The Empire Polo Club is a 1,000-acre event venue in Indio, California, located in the Coachella Valley of Riverside County, approximately 22 miles southeast of Palm Springs. It was founded in 1987 for use by polo players, hosting international polo tournaments. Since 1993, the grounds have been leased out for events, including the annual Coachella Valley Music and Arts Festival and Stagecoach Festival in April.

==Location==
The club is located at 81-800 Avenue 51 within the city of Indio, in the Coachella Valley and Colorado Desert of Southern California. It is around a half hour drive from Palm Springs and a 2 to 2-and-a-half hour drive from downtown Los Angeles or San Diego.

==History==
The club was founded in 1987. It has twelve polo grounds, making it one of the largest polo clubs on the West coast of the United States.

It hosts local, national and international matches and tournaments. In 2013, it hosted a match between the British Schools and Universities Polo Association (SUPA) and the USPA Intercollegiate/Interscholastic. It has also hosted events for the Gay Polo League. In 2015, it hosted the USPA Townsend International Challenge Cup.

The grounds are owned by Alex Haagen III. Since 1993, the Empire Polo Club has leased its polo grounds annually to Goldenvoice, a subsidiary of the Anschutz Entertainment Group, the organizers of the Coachella Valley Music and Arts Festival and the Stagecoach Festival. Goldenvoice signed a 28-year lease agreement in 2021 for full operational control of the Empire Polo Grounds amid plans to host more events. The polo fields were closed in November 2021 and the staff were laid off on short notice.
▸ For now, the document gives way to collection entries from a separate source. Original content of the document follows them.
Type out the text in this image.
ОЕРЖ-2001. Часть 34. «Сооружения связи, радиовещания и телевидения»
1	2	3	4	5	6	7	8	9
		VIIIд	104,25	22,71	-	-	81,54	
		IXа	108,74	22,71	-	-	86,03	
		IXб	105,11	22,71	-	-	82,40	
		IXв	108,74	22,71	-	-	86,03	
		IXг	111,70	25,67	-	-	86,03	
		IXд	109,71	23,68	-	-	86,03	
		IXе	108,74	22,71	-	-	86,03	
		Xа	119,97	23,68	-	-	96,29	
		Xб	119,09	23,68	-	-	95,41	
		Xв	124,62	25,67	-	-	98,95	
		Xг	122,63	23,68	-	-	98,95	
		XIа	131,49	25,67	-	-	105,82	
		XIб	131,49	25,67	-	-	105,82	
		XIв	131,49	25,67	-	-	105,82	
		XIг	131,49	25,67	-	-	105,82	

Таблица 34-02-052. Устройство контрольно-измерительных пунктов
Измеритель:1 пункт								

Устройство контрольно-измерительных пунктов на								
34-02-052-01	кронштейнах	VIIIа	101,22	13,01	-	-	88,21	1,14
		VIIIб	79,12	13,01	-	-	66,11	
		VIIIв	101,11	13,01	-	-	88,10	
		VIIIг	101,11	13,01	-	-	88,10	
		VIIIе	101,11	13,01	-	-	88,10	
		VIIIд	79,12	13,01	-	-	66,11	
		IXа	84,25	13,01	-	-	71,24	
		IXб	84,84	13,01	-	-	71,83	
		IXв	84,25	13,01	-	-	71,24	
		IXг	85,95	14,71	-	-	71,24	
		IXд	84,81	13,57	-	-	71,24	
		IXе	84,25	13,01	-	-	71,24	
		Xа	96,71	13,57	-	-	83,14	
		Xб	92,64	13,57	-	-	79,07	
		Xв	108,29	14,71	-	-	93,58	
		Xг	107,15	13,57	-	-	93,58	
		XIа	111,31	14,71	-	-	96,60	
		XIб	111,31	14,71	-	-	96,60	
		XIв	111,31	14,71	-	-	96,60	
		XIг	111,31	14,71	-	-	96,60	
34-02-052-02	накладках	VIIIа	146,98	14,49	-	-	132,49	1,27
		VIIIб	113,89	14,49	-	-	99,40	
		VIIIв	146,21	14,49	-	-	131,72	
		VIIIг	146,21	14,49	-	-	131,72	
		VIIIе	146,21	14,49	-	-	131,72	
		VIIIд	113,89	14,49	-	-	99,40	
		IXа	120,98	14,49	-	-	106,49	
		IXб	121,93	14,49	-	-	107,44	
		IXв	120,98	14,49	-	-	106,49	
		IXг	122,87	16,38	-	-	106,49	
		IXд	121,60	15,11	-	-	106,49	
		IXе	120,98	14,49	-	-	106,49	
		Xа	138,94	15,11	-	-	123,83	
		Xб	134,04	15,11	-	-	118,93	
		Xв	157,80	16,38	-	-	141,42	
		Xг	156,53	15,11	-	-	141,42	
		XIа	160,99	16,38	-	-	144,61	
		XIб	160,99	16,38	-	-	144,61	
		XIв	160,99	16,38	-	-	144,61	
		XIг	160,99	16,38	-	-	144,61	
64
AEG began hosting a winter soccer tournament, named the Coachella Valley Invitational, in 2022. It is an annual preseason tournament for Major League Soccer and National Women's Soccer League teams that grew to 30,000 attendees by 2024.

In June 2025, the club proposed a mixed-use development near the festival grounds, including homes, shops, restaurants, and general entertainment.

===Other events===

In October and November 2009, the club hosted Phish's Festival 8. During the Halloween show that year, Phish performed the Rolling Stones' album Exile on Main Street in its entirety.

In October 2016, the club hosted Desert Trip, a music festival featuring legendary rock performers Bob Dylan, the Rolling Stones, Paul McCartney, Neil Young, Roger Waters, and The Who.

In October 2023, the Power Trip took place at the club, featuring Guns N' Roses, AC/DC, Judas Priest, Metallica, Iron Maiden, and Tool.